Questions fréquentes sur les fonctions exécutives

C'est quoi exactement les fonctions exécutives ?

Les fonctions exécutives sont un ensemble de processus cognitifs qui permettent de planifier, s'organiser, démarrer une tâche, inhiber les distracteurs, s'adapter aux imprévus et réguler ses émotions. Elles agissent comme le chef d'orchestre du cerveau : elles ne font pas le travail à la place des autres fonctions, mais elles les coordonnent.

Peut-on avoir des difficultés avec les fonctions exécutives sans avoir de diagnostic ?

Oui, tout à fait. On peut présenter des fragilités exécutives sans jamais avoir reçu de diagnostic de TDAH, de DYS ou de HPI. Certaines personnes fonctionnent avec des difficultés importantes pendant des années, parfois toute leur scolarité, sans que personne ne mette de mots dessus.

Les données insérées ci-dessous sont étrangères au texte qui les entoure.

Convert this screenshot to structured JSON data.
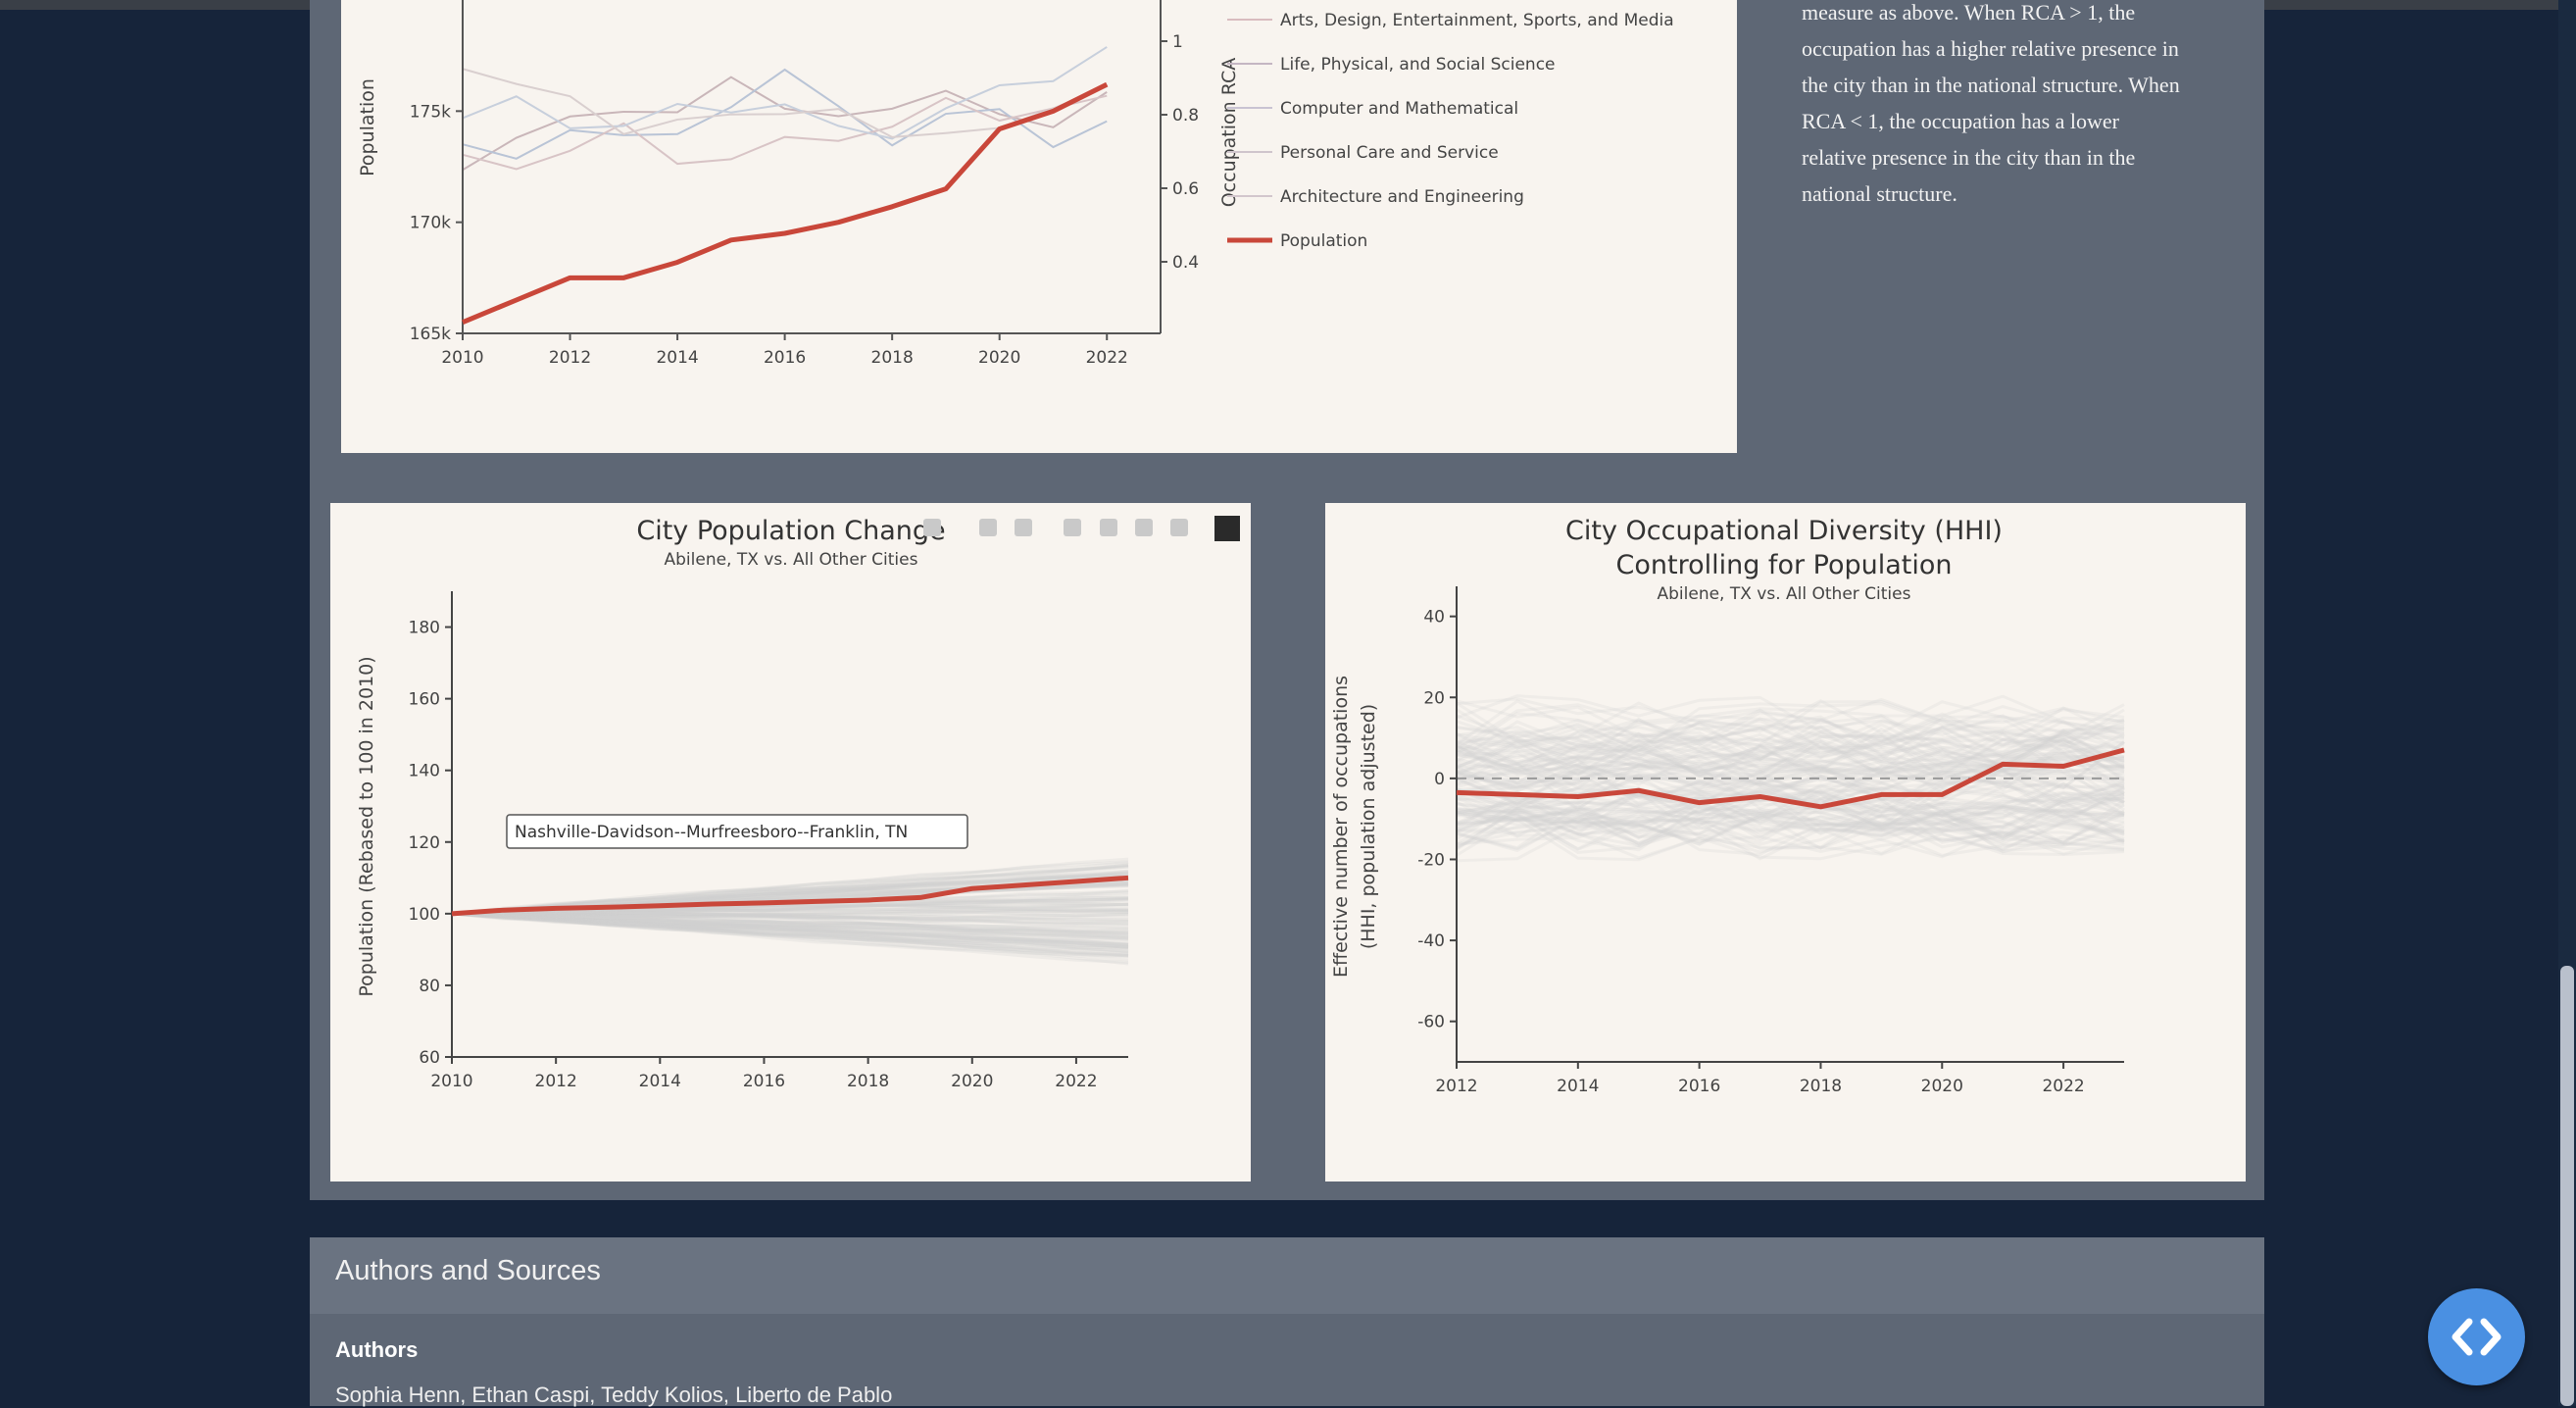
{
  "description": {
    "lines": [
      "measure as above. When RCA > 1, the",
      "occupation has a higher relative presence in",
      "the city than in the national structure. When",
      "RCA < 1, the occupation has a lower",
      "relative presence in the city than in the",
      "national structure."
    ]
  },
  "top_chart": {
    "ylabel": "Population",
    "y2label": "Occupation RCA",
    "yticks": [
      "175k",
      "170k",
      "165k"
    ],
    "y2ticks": [
      "1",
      "0.8",
      "0.6",
      "0.4"
    ],
    "xticks": [
      "2010",
      "2012",
      "2014",
      "2016",
      "2018",
      "2020",
      "2022"
    ],
    "legend": [
      "Arts, Design, Entertainment, Sports, and Media",
      "Life, Physical, and Social Science",
      "Computer and Mathematical",
      "Personal Care and Service",
      "Architecture and Engineering",
      "Population"
    ]
  },
  "pop_chart": {
    "title": "City Population Change",
    "subtitle": "Abilene, TX vs. All Other Cities",
    "ylabel": "Population (Rebased to 100 in 2010)",
    "yticks": [
      "180",
      "160",
      "140",
      "120",
      "100",
      "80",
      "60"
    ],
    "xticks": [
      "2010",
      "2012",
      "2014",
      "2016",
      "2018",
      "2020",
      "2022"
    ],
    "tooltip": "Nashville-Davidson--Murfreesboro--Franklin, TN"
  },
  "hhi_chart": {
    "title_line1": "City Occupational Diversity (HHI)",
    "title_line2": "Controlling for Population",
    "subtitle": "Abilene, TX vs. All Other Cities",
    "ylabel_line1": "Effective number of occupations",
    "ylabel_line2": "(HHI, population adjusted)",
    "yticks": [
      "40",
      "20",
      "0",
      "-20",
      "-40",
      "-60"
    ],
    "xticks": [
      "2012",
      "2014",
      "2016",
      "2018",
      "2020",
      "2022"
    ]
  },
  "authors": {
    "header": "Authors and Sources",
    "label": "Authors",
    "names": "Sophia Henn, Ethan Caspi, Teddy Kolios, Liberto de Pablo"
  },
  "colors": {
    "accent_line": "#c9473a",
    "background": "#16243a",
    "panel": "#5e6775",
    "card": "#f8f4ef"
  },
  "chart_data": [
    {
      "type": "line",
      "title": "",
      "xlabel": "",
      "ylabel": "Population",
      "y2label": "Occupation RCA",
      "xlim": [
        2010,
        2023
      ],
      "ylim": [
        165000,
        180000
      ],
      "series": [
        {
          "name": "Population",
          "x": [
            2010,
            2011,
            2012,
            2013,
            2014,
            2015,
            2016,
            2017,
            2018,
            2019,
            2020,
            2021,
            2022
          ],
          "values": [
            165500,
            166500,
            167500,
            167500,
            168200,
            169200,
            169500,
            170000,
            170700,
            171500,
            174200,
            175000,
            176200
          ]
        }
      ]
    },
    {
      "type": "line",
      "title": "City Population Change",
      "subtitle": "Abilene, TX vs. All Other Cities",
      "xlabel": "",
      "ylabel": "Population (Rebased to 100 in 2010)",
      "xlim": [
        2010,
        2023
      ],
      "ylim": [
        60,
        190
      ],
      "series": [
        {
          "name": "Abilene, TX",
          "x": [
            2010,
            2011,
            2012,
            2013,
            2014,
            2015,
            2016,
            2017,
            2018,
            2019,
            2020,
            2021,
            2022,
            2023
          ],
          "values": [
            100,
            101,
            101.5,
            101.8,
            102.2,
            102.7,
            103,
            103.4,
            103.8,
            104.5,
            107,
            108,
            109,
            110
          ]
        }
      ]
    },
    {
      "type": "line",
      "title": "City Occupational Diversity (HHI) Controlling for Population",
      "subtitle": "Abilene, TX vs. All Other Cities",
      "xlabel": "",
      "ylabel": "Effective number of occupations (HHI, population adjusted)",
      "xlim": [
        2012,
        2023
      ],
      "ylim": [
        -70,
        45
      ],
      "series": [
        {
          "name": "Abilene, TX",
          "x": [
            2012,
            2013,
            2014,
            2015,
            2016,
            2017,
            2018,
            2019,
            2020,
            2021,
            2022,
            2023
          ],
          "values": [
            -3.5,
            -4,
            -4.5,
            -3,
            -6,
            -4.5,
            -7,
            -4,
            -4,
            3.5,
            3,
            7
          ]
        }
      ]
    }
  ]
}
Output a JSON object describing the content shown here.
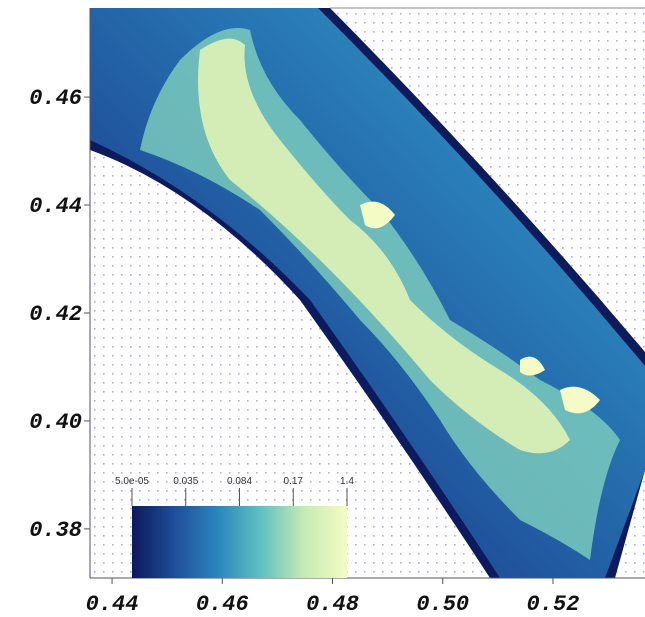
{
  "chart_data": {
    "type": "field",
    "xlim": [
      0.436,
      0.5367
    ],
    "ylim": [
      0.3709,
      0.4765
    ],
    "xticks": [
      0.44,
      0.46,
      0.48,
      {
        "value": 0.5,
        "label": "0.50"
      },
      0.52
    ],
    "yticks": [
      0.46,
      0.44,
      0.42,
      {
        "value": 0.4,
        "label": "0.40"
      },
      0.38
    ],
    "colorbar": {
      "ticks": [
        {
          "value": 5e-05,
          "label": "5.0e-05"
        },
        0.035,
        0.084,
        0.17,
        1.4
      ],
      "colors": [
        "#0d1a5c",
        "#1f4f9a",
        "#2b86bd",
        "#5fc1c0",
        "#c6ebb4",
        "#f4fbc4"
      ]
    }
  }
}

Un bilan permet de clarifier ce qui se passe réellement.

Pourquoi mon enfant "oublie" les consignes dès qu'on les lui a données ?

Florence Pâris, psychopraticienne spécialisée neuroatypies et créatrice de la méthode LudoCognitif®, explique que cet oubli rapide est souvent lié à la mémoire de travail : cette capacité à retenir temporairement une information le temps de l'utiliser. Quand la mémoire de travail est fragile, les consignes disparaissent avant même d'avoir pu être mises en oeuvre. Ce n'est pas de la désobéissance. C'est de la mécanique cérébrale.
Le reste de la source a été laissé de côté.